Irish keyboard player and songwriter

Kevin McAlea (born 10 April 1949) is an Irish keyboard player and songwriter, known for his work with Kate Bush, David Gilmour, and Barclay James Harvest and for writing English lyrics for the Nena song "99 Luftballons", as the international hit "99 Red Balloons". He also plays saxophone, guitar and uilleann pipes. He has built several analogue synthesiser systems and had an early interest in electronic music.

McAlea was born in Belfast, Northern Ireland. He attended St. Malachy's College there.

Early in his career he played in Skid Row, an Irish band which had included future members of Thin Lizzy.

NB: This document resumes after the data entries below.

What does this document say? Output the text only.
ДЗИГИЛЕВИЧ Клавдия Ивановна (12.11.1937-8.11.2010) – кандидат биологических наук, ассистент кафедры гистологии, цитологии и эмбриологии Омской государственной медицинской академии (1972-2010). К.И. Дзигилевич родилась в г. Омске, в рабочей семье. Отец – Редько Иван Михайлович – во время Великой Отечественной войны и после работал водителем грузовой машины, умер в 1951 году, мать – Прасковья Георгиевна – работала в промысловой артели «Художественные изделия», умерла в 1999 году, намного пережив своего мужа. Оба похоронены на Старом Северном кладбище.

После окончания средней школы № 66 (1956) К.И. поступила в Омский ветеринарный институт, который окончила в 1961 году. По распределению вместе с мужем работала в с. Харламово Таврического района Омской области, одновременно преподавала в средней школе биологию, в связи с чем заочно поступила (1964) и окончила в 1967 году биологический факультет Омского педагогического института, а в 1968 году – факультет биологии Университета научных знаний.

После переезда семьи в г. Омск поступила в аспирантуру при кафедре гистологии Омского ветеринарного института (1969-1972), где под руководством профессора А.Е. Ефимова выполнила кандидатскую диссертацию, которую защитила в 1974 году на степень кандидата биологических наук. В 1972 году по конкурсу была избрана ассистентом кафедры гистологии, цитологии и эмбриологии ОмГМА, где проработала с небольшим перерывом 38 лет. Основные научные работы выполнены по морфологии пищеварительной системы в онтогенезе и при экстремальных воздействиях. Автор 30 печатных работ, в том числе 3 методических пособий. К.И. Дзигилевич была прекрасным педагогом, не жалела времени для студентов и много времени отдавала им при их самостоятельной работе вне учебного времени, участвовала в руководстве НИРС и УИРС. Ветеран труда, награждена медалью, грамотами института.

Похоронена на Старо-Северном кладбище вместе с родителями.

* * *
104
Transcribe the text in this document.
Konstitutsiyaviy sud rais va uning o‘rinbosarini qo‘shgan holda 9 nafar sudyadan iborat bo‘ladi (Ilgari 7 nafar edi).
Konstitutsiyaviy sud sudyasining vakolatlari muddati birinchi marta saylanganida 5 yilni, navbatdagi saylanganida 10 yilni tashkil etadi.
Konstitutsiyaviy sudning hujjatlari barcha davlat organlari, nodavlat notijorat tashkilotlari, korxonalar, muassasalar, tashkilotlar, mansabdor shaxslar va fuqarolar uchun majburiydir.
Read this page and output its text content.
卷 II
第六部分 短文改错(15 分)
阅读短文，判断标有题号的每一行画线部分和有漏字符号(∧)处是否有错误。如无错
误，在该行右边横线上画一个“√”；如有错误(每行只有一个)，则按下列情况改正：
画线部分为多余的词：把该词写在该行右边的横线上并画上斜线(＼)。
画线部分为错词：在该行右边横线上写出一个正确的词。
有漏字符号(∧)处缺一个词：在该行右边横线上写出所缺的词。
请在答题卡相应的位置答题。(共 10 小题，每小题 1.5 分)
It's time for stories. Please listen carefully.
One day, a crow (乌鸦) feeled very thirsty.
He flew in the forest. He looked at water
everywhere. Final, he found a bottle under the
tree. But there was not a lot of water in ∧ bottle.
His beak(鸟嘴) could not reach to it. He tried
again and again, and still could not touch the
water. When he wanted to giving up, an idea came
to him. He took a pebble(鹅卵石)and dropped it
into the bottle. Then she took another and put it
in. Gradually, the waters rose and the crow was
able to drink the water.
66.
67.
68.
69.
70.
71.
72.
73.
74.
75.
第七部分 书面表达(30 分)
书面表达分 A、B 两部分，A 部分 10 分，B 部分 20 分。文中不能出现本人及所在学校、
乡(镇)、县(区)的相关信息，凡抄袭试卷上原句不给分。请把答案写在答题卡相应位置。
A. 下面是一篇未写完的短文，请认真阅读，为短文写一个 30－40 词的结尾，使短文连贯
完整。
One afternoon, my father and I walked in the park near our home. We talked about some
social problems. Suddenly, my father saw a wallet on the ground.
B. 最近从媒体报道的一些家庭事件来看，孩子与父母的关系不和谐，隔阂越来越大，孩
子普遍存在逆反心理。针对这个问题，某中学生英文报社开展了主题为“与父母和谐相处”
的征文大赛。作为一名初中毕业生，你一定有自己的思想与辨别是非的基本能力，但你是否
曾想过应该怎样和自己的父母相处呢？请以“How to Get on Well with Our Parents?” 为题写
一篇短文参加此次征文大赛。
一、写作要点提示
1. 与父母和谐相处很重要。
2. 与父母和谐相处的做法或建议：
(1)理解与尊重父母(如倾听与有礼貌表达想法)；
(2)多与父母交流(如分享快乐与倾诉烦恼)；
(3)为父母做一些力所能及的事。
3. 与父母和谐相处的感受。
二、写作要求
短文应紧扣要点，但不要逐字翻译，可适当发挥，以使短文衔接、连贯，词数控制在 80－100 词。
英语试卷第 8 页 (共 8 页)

He performed with Kate Bush, on her only tour, 1979's "The Tour of Life", and again during her 2014 Hammersmith Apollo residency, "Before the Dawn". He played with David Gilmour on parts of his 2015/2016 world tour which included concerts at the Hollywood Bowl and Madison Square Garden. He has also worked with Bees Make Honey, Clannad, Barbara Dixon, Dr Feelgood, Enya, Roy Harper, Kirsty MacColl, Seal, Poly Styrene, and Kim Wilde.

McAlea has a site with a library of traditional tunes and some recorded works, called Celtic Orbis. He also has released music under the same name.